Confusion Matrix: An introduction

In Classification, a Confusion Matrix provides a Visual comparison of true vs. predicted classes.

The following complete Python program shows how to create a Confusion Matrix:

import numpy as np
from sklearn.datasets import load_iris
from sklearn.model_selection import train_test_split
from sklearn.ensemble import RandomForestClassifier
from sklearn.metrics import confusion_matrix, ConfusionMatrixDisplay
import seaborn as sns
import matplotlib.pyplot as plt

# Load sample data
data = load_iris()
X = data.data
y = data.target

# Split data into training and testing sets
X_train, X_test, y_train, y_test = train_test_split(X, y, test_size=0.3, random_state=42)
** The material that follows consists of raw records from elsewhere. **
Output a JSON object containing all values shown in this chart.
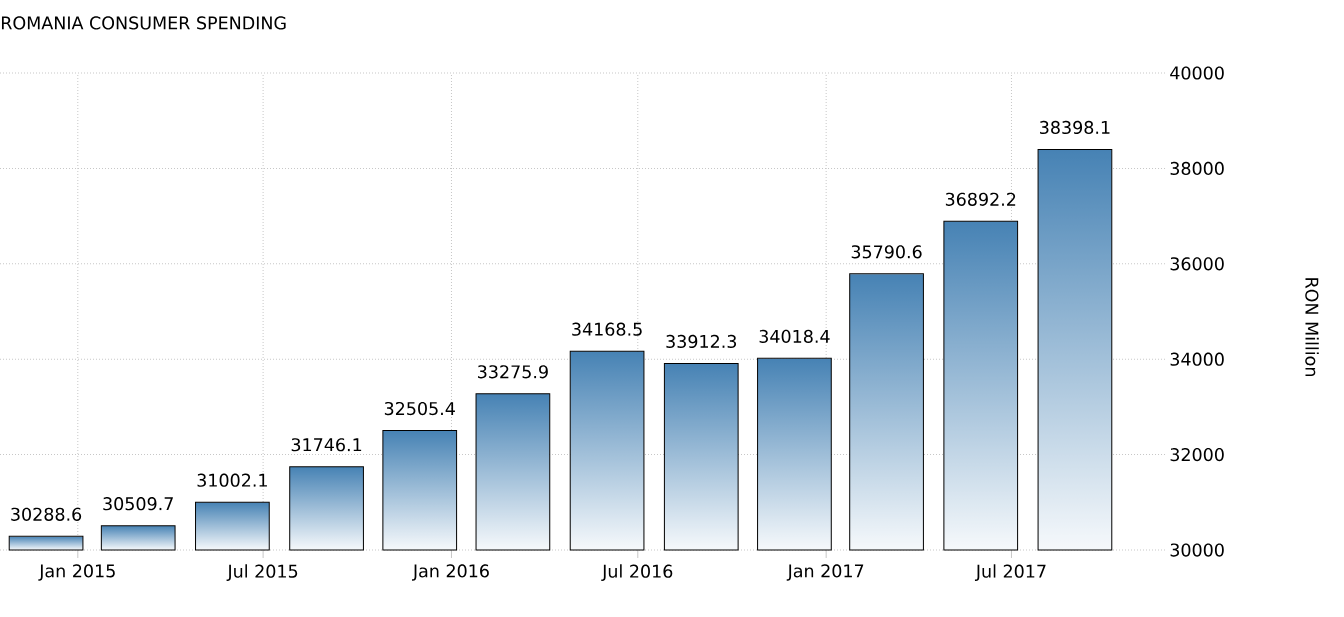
{
  "chart_data": {
    "type": "bar",
    "title": "ROMANIA CONSUMER SPENDING",
    "ylabel": "RON Million",
    "x": [
      "2014-12",
      "2015-03",
      "2015-06",
      "2015-09",
      "2015-12",
      "2016-03",
      "2016-06",
      "2016-09",
      "2016-12",
      "2017-03",
      "2017-06",
      "2017-09"
    ],
    "values": [
      30288.6,
      30509.7,
      31002.1,
      31746.1,
      32505.4,
      33275.9,
      34168.5,
      33912.3,
      34018.4,
      35790.6,
      36892.2,
      38398.1
    ],
    "color": "#4682b4",
    "xlim": [
      "2014-10-17",
      "2017-11-28"
    ],
    "xticks": [
      {
        "value": "2015-01",
        "label": "Jan 2015"
      },
      {
        "value": "2015-07",
        "label": "Jul 2015"
      },
      {
        "value": "2016-01",
        "label": "Jan 2016"
      },
      {
        "value": "2016-07",
        "label": "Jul 2016"
      },
      {
        "value": "2017-01",
        "label": "Jan 2017"
      },
      {
        "value": "2017-07",
        "label": "Jul 2017"
      }
    ],
    "ylim": [
      30000,
      40000
    ],
    "yticks": [
      30000,
      32000,
      34000,
      36000,
      38000,
      40000
    ],
    "grid": true,
    "data_labels": true
  }
}
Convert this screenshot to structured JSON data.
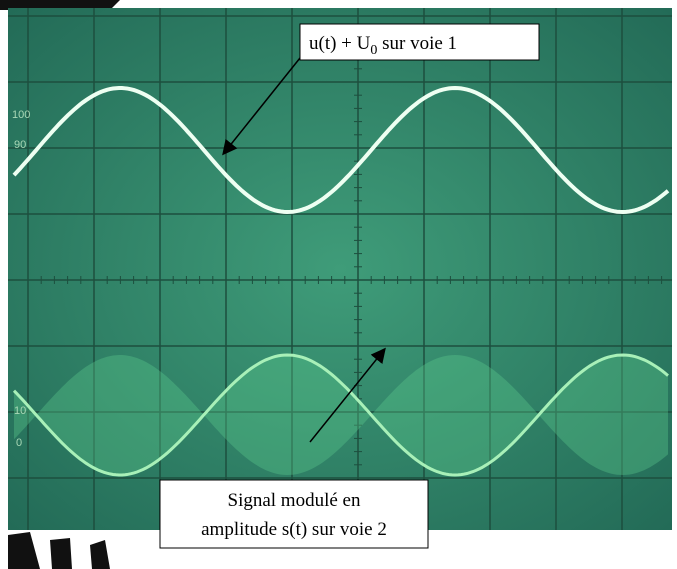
{
  "annotations": [
    {
      "text": "u(t) + U",
      "subscript": "0",
      "suffix": " sur voie 1"
    },
    {
      "lines": [
        "Signal modulé en",
        "amplitude s(t) sur voie 2"
      ]
    }
  ],
  "graticule_labels": [
    "100",
    "90",
    "10",
    "0"
  ]
}
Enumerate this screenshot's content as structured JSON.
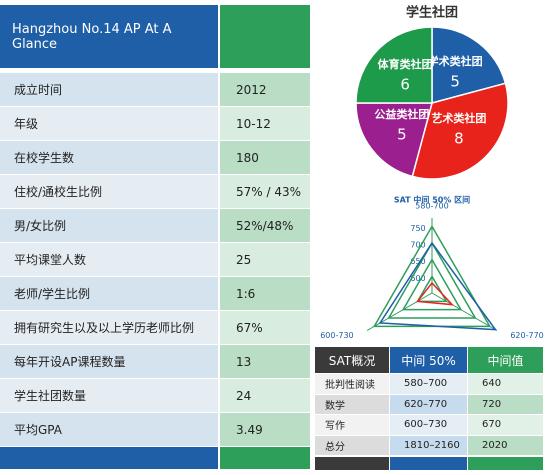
{
  "info_table": {
    "title": "Hangzhou No.14 AP At A Glance",
    "rows": [
      [
        "成立时间",
        "2012"
      ],
      [
        "年级",
        "10-12"
      ],
      [
        "在校学生数",
        "180"
      ],
      [
        "住校/通校生比例",
        "57% / 43%"
      ],
      [
        "男/女比例",
        "52%/48%"
      ],
      [
        "平均课堂人数",
        "25"
      ],
      [
        "老师/学生比例",
        "1:6"
      ],
      [
        "拥有研究生以及以上学历老师比例",
        "67%"
      ],
      [
        "每年开设AP课程数量",
        "13"
      ],
      [
        "学生社团数量",
        "24"
      ],
      [
        "平均GPA",
        "3.49"
      ]
    ]
  },
  "chart_data": [
    {
      "type": "pie",
      "title": "学生社团",
      "categories": [
        "学术类社团",
        "艺术类社团",
        "公益类社团",
        "体育类社团"
      ],
      "values": [
        5,
        8,
        5,
        6
      ],
      "colors": [
        "#1f5fa8",
        "#e8231b",
        "#9b1f8e",
        "#1e9a4b"
      ]
    },
    {
      "type": "radar",
      "title": "SAT 中间 50% 区间",
      "categories": [
        "580-700",
        "620-770",
        "600-730"
      ],
      "rlim": [
        550,
        775
      ],
      "rticks": [
        600,
        650,
        700,
        750
      ],
      "grid_color": "#2e9e5b",
      "series": [
        {
          "color": "#e8231b",
          "values": [
            580,
            620,
            600
          ]
        },
        {
          "color": "#1f5fa8",
          "values": [
            700,
            770,
            730
          ]
        }
      ]
    }
  ],
  "sat_table": {
    "header": [
      "SAT概况",
      "中间 50%",
      "中间值"
    ],
    "rows": [
      [
        "批判性阅读",
        "580–700",
        "640"
      ],
      [
        "数学",
        "620–770",
        "720"
      ],
      [
        "写作",
        "600–730",
        "670"
      ],
      [
        "总分",
        "1810–2160",
        "2020"
      ]
    ]
  }
}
# Train a classifier (Random Forest in this case)
clf = RandomForestClassifier(random_state=42)
clf.fit(X_train, y_train)

# Make predictions
y_pred = clf.predict(X_test)

# Compute the confusion matrix
cm = confusion_matrix(y_test, y_pred)

# Plot the confusion matrix
plt.figure(figsize=(8, 6))
sns.heatmap(cm, annot=True, fmt='d', cmap='Blues', xticklabels=data.target_names, yticklabels=data.target_names)
plt.xlabel('Predicted Label')
plt.ylabel('True Label')
plt.title('Confusion Matrix')
plt.show()

The code does the following tasks:

  • Imports Necessary Libraries: We import the required libraries, including scikit-learn for the machine learning model and seaborn, matplotlib for visualization.
  • Generates Sample Data: We use the Iris dataset as an example. It is a classic dataset for classification.
  • Trains a Classifier: We use a Random Forest classifier for this example.
  • Makes Predictions: We predict the labels for the test set.
  • Computes the Confusion Matrix: We calculate the confusion matrix using scikit-learn’s confusion_matrix function.
  • Visualizes the Confusion Matrix: We use seaborn to create a heatmap for the confusion matrix, making it easy to interpret.

Running it generates the following output:

How to Read the Confusion Matrix Link to heading

  • Rows: True labels.
  • Columns: Predicted labels.
  • The labels (Setosa, Versicolor, Virginica) correspond to the classes in the Iris dataset.